Monday, October 29, 2018

Introduction to UIStackView.Distribution.fillProportionally property

I've developed a pet project called MyCalculator, and the image below shows how its interface looked like.


I used stackviews to lay out the buttons and labels in rows. I used a root stackview, which contains two sub stackviews: one contains the labels to display the current operation and its result and another one contains all the digit and operator buttons.


First, I set the Distribution property of the root stackview to Fill Proportionally and defined a constraint to make the height of its first sub stackview proportionally smaller than its second sub stackview. Their height ratio is 2:6. I did it by Control+click the first stackview and drag to the second stackview then select Equal Heights from the popup menu. After that, I changed the Modifier in the constraint from 1 to 2:6.


Second, I set the Distribution property of the first stackview to Fill Proportionally because it contains two labels, one to display the entering operation and another one to display its result. The entering-operation label should be smaller than the result label. The system will display them based on their intrinsic content sizes (different font sizes, different intrinsic content sizes).

Third, I set the Distribution property of the second stackview to Fill Equally so that the digit and operator buttons have equal sizes. When using Fill Equally distribution, the system does not need to know the intrinsic content size of the stackview's contents. It can calculate the stackview's size based on the device screen's size.

Problem 1

The above solution worked well until I added a scroll view (UIScrollView) for the entering-operation label so that it's scrollable. But, the entering-operation label disappeared when I run the project.

   

 The reason that the label didn't show up is because the scroll view does not have intrinsic content size so the parent stackview can't calculate its height. I even switched the scroll view with a view (UIView object) and it still didn't work because the UIView object does not have intrinsic content size either. However, it worked when I replaced the scroll view with a stackview. It seems like the parent stackview can guess the inner stack view's size base on the size of its contents.


Then, I created a custom scroll view and override the intrinsicContentSize variable to return a value as following:

import Foundation
import UIKit

public class CustomScrollView : UIScrollView {
    
    @IBInspectable
    var height: CGFloat = 40.0
    
    public override var intrinsicContentSize : CGSize {
        return CGSize(width: 100, height: height)
    }
}

And it worked. However, the height of the entering-operation label is fixed to 40. I want it to dynamically scale according to the screen size so I added a constraint to define its height proportional to the result label's in the ratio of 2:4. Its height then scale dynamically according to the screen's size but the second sub stack view (we talked about above) stretched to the entire screen and overlapped it.


I don't know why. Logically, it should have worked because it did when there were only the two labels without the scroll view. I feel like the system didn't consider the first sub stackview when calculating the size of the second sub stackview.

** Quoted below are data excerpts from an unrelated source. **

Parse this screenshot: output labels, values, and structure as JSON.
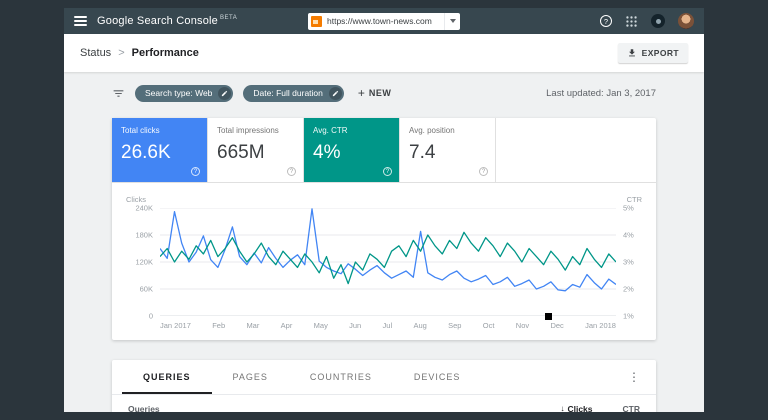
{
  "topbar": {
    "app_title": "Google Search Console",
    "beta_tag": "BETA",
    "property_url": "https://www.town-news.com"
  },
  "breadcrumb": {
    "section": "Status",
    "separator": ">",
    "page": "Performance"
  },
  "export_button": "EXPORT",
  "filters": {
    "search_type_chip": "Search type: Web",
    "date_chip": "Date: Full duration",
    "new_plus": "+",
    "new_button": "NEW",
    "last_updated": "Last updated: Jan 3, 2017"
  },
  "metrics": [
    {
      "label": "Total clicks",
      "value": "26.6K",
      "selected": true,
      "accent": "#4285F4"
    },
    {
      "label": "Total impressions",
      "value": "665M",
      "selected": false,
      "accent": "#FFFFFF"
    },
    {
      "label": "Avg. CTR",
      "value": "4%",
      "selected": true,
      "accent": "#009688"
    },
    {
      "label": "Avg. position",
      "value": "7.4",
      "selected": false,
      "accent": "#FFFFFF"
    }
  ],
  "chart_data": {
    "type": "line",
    "title": "Clicks and CTR over time",
    "grid": true,
    "legend_position": "none",
    "x_axis_labels": [
      "Jan 2017",
      "Feb",
      "Mar",
      "Apr",
      "May",
      "Jun",
      "Jul",
      "Aug",
      "Sep",
      "Oct",
      "Nov",
      "Dec",
      "Jan 2018"
    ],
    "left_axis": {
      "label": "Clicks",
      "ticks": [
        "240K",
        "180K",
        "120K",
        "60K",
        "0"
      ],
      "min": 0,
      "max": 240000
    },
    "right_axis": {
      "label": "CTR",
      "ticks": [
        "5%",
        "4%",
        "3%",
        "2%",
        "1%"
      ],
      "min_pct": 1,
      "max_pct": 5
    },
    "series": [
      {
        "name": "Clicks",
        "axis": "left",
        "color": "#4285F4",
        "unit": "thousands of clicks",
        "values": [
          150,
          128,
          232,
          162,
          120,
          142,
          178,
          125,
          108,
          148,
          198,
          132,
          114,
          140,
          118,
          152,
          128,
          108,
          124,
          136,
          114,
          238,
          122,
          108,
          100,
          94,
          116,
          104,
          90,
          102,
          112,
          96,
          84,
          92,
          100,
          86,
          188,
          96,
          86,
          80,
          92,
          100,
          84,
          76,
          82,
          90,
          70,
          76,
          86,
          66,
          72,
          80,
          60,
          66,
          76,
          58,
          56,
          70,
          64,
          92,
          74,
          60,
          82,
          70
        ]
      },
      {
        "name": "CTR",
        "axis": "right",
        "color": "#009688",
        "unit": "percent",
        "values": [
          3.2,
          3.5,
          3.0,
          3.4,
          3.1,
          3.6,
          3.3,
          3.8,
          3.2,
          3.5,
          3.9,
          3.4,
          3.0,
          3.3,
          3.7,
          3.2,
          2.9,
          3.4,
          3.1,
          2.8,
          3.3,
          3.0,
          2.6,
          3.2,
          2.4,
          2.9,
          2.2,
          3.0,
          2.7,
          3.3,
          3.1,
          2.8,
          3.4,
          3.6,
          3.2,
          3.8,
          3.4,
          4.0,
          3.6,
          3.3,
          3.8,
          3.5,
          4.1,
          3.7,
          3.4,
          3.9,
          3.6,
          3.2,
          3.7,
          3.4,
          3.0,
          3.5,
          3.2,
          2.9,
          3.4,
          3.1,
          2.7,
          3.2,
          2.9,
          3.5,
          3.1,
          2.8,
          3.3,
          3.0
        ]
      }
    ]
  },
  "tabs": [
    {
      "label": "QUERIES",
      "active": true
    },
    {
      "label": "PAGES",
      "active": false
    },
    {
      "label": "COUNTRIES",
      "active": false
    },
    {
      "label": "DEVICES",
      "active": false
    }
  ],
  "table": {
    "row_header": "Queries",
    "sort_arrow": "↓",
    "sort_column": "Clicks",
    "second_column": "CTR"
  },
  "help_glyph": "?",
  "dots_glyph": "⋮"
}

What's interesting is the second sub stackview no longer overlapped the first sub stackview when I moved it up above the first sub stackview.


My assumption is the system calculated the size of the first sub stackview before the size of the second sub stackview as it found the first sub stack view from the array first. Then, the first sub stack view's size is included in the calculation of the second sub stackview's size.

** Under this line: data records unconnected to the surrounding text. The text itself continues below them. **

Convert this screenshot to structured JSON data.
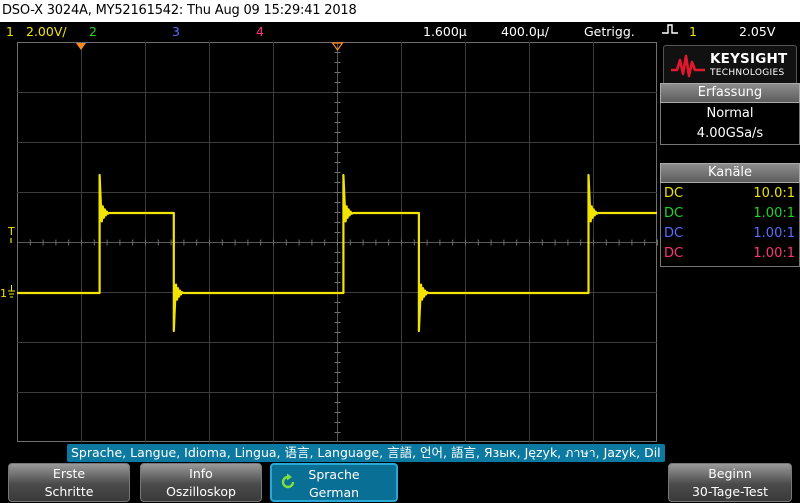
{
  "title": "DSO-X 3024A, MY52161542: Thu Aug 09 15:29:41 2018",
  "status": {
    "ch1_num": "1",
    "ch1_scale": "2.00V/",
    "ch2_num": "2",
    "ch3_num": "3",
    "ch4_num": "4",
    "time_delay": "1.600µ",
    "time_scale": "400.0µ/",
    "trigger_state": "Getrigg.",
    "trigger_source": "1",
    "trigger_level": "2.05V"
  },
  "logo": {
    "brand": "KEYSIGHT",
    "sub": "TECHNOLOGIES"
  },
  "acquisition": {
    "header": "Erfassung",
    "mode": "Normal",
    "rate": "4.00GSa/s"
  },
  "channels": {
    "header": "Kanäle",
    "rows": [
      {
        "coupling": "DC",
        "probe": "10.0:1"
      },
      {
        "coupling": "DC",
        "probe": "1.00:1"
      },
      {
        "coupling": "DC",
        "probe": "1.00:1"
      },
      {
        "coupling": "DC",
        "probe": "1.00:1"
      }
    ]
  },
  "markers": {
    "trigger_level": "T",
    "ch1_ground": "1"
  },
  "language_bar": "Sprache, Langue, Idioma, Lingua, 语言, Language, 言語, 언어, 語言, Язык, Język, ภาษา, Jazyk, Dil",
  "softkeys": {
    "k1_line1": "Erste",
    "k1_line2": "Schritte",
    "k2_line1": "Info",
    "k2_line2": "Oszilloskop",
    "k3_line1": "Sprache",
    "k3_line2": "German",
    "k5_line1": "Beginn",
    "k5_line2": "30-Tage-Test"
  },
  "colors": {
    "ch1": "#f2e400",
    "ch2": "#23d321",
    "ch3": "#5b6dff",
    "ch4": "#ff3577",
    "trigger_marker": "#ff8a1f"
  },
  "waveform": {
    "channel": "1",
    "scale_v_per_div": 2.0,
    "time_per_div_us": 400,
    "low_level_div": 0.0,
    "high_level_div": 1.6,
    "transitions_div": [
      {
        "t": 1.29,
        "edge": "rising"
      },
      {
        "t": 2.45,
        "edge": "falling"
      },
      {
        "t": 5.1,
        "edge": "rising"
      },
      {
        "t": 6.28,
        "edge": "falling"
      },
      {
        "t": 8.93,
        "edge": "rising"
      }
    ],
    "start_level": "low"
  }
}
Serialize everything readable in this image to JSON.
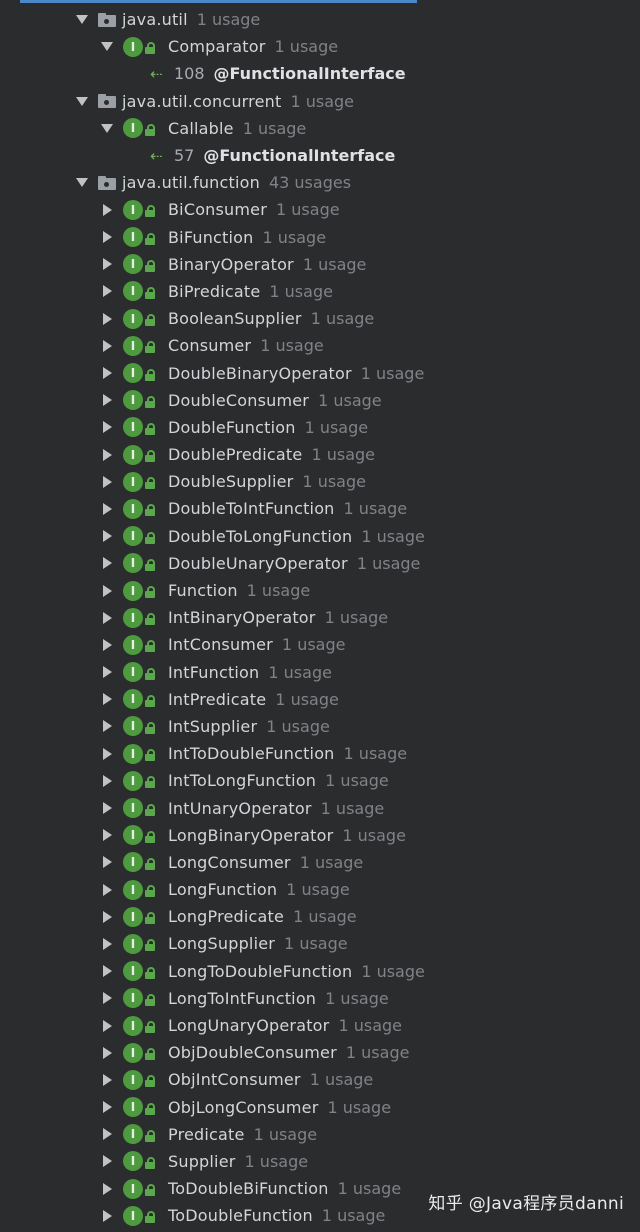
{
  "packages": [
    {
      "name": "java.util",
      "usage": "1 usage",
      "children": [
        {
          "name": "Comparator",
          "usage": "1 usage",
          "ref": {
            "line": "108",
            "annotation": "@FunctionalInterface"
          }
        }
      ]
    },
    {
      "name": "java.util.concurrent",
      "usage": "1 usage",
      "children": [
        {
          "name": "Callable",
          "usage": "1 usage",
          "ref": {
            "line": "57",
            "annotation": "@FunctionalInterface"
          }
        }
      ]
    },
    {
      "name": "java.util.function",
      "usage": "43 usages",
      "children": [
        {
          "name": "BiConsumer",
          "usage": "1 usage"
        },
        {
          "name": "BiFunction",
          "usage": "1 usage"
        },
        {
          "name": "BinaryOperator",
          "usage": "1 usage"
        },
        {
          "name": "BiPredicate",
          "usage": "1 usage"
        },
        {
          "name": "BooleanSupplier",
          "usage": "1 usage"
        },
        {
          "name": "Consumer",
          "usage": "1 usage"
        },
        {
          "name": "DoubleBinaryOperator",
          "usage": "1 usage"
        },
        {
          "name": "DoubleConsumer",
          "usage": "1 usage"
        },
        {
          "name": "DoubleFunction",
          "usage": "1 usage"
        },
        {
          "name": "DoublePredicate",
          "usage": "1 usage"
        },
        {
          "name": "DoubleSupplier",
          "usage": "1 usage"
        },
        {
          "name": "DoubleToIntFunction",
          "usage": "1 usage"
        },
        {
          "name": "DoubleToLongFunction",
          "usage": "1 usage"
        },
        {
          "name": "DoubleUnaryOperator",
          "usage": "1 usage"
        },
        {
          "name": "Function",
          "usage": "1 usage"
        },
        {
          "name": "IntBinaryOperator",
          "usage": "1 usage"
        },
        {
          "name": "IntConsumer",
          "usage": "1 usage"
        },
        {
          "name": "IntFunction",
          "usage": "1 usage"
        },
        {
          "name": "IntPredicate",
          "usage": "1 usage"
        },
        {
          "name": "IntSupplier",
          "usage": "1 usage"
        },
        {
          "name": "IntToDoubleFunction",
          "usage": "1 usage"
        },
        {
          "name": "IntToLongFunction",
          "usage": "1 usage"
        },
        {
          "name": "IntUnaryOperator",
          "usage": "1 usage"
        },
        {
          "name": "LongBinaryOperator",
          "usage": "1 usage"
        },
        {
          "name": "LongConsumer",
          "usage": "1 usage"
        },
        {
          "name": "LongFunction",
          "usage": "1 usage"
        },
        {
          "name": "LongPredicate",
          "usage": "1 usage"
        },
        {
          "name": "LongSupplier",
          "usage": "1 usage"
        },
        {
          "name": "LongToDoubleFunction",
          "usage": "1 usage"
        },
        {
          "name": "LongToIntFunction",
          "usage": "1 usage"
        },
        {
          "name": "LongUnaryOperator",
          "usage": "1 usage"
        },
        {
          "name": "ObjDoubleConsumer",
          "usage": "1 usage"
        },
        {
          "name": "ObjIntConsumer",
          "usage": "1 usage"
        },
        {
          "name": "ObjLongConsumer",
          "usage": "1 usage"
        },
        {
          "name": "Predicate",
          "usage": "1 usage"
        },
        {
          "name": "Supplier",
          "usage": "1 usage"
        },
        {
          "name": "ToDoubleBiFunction",
          "usage": "1 usage"
        },
        {
          "name": "ToDoubleFunction",
          "usage": "1 usage"
        }
      ]
    }
  ],
  "icons": {
    "interface_letter": "I",
    "expanded": "chevron-down-icon",
    "collapsed": "chevron-right-icon",
    "package": "package-icon",
    "interface": "interface-icon",
    "lock": "lock-icon",
    "reference": "reference-arrow-icon"
  },
  "colors": {
    "background": "#2b2c2e",
    "interface_icon": "#4e9a3f",
    "usage_text": "#7f8286",
    "name_text": "#d3d5d8"
  },
  "watermark": "知乎 @Java程序员danni"
}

But, why it worked when I used a stackview instead of a scroll view even if I didn't move the second sub stackview up, as I tested above? Perhaps, it was coded that way for the stackview in the UIKit. It tries to calculate the size of multiple hierarchical level stackview only when each container view is of type UIStackView.

Finally, I found a workaround. I created CustomStackView class by overriding the intrinsicContentSize variable to return any value similar to the CustomScrollView class above and then I modified the first sub stackview to be of type CustomStackView.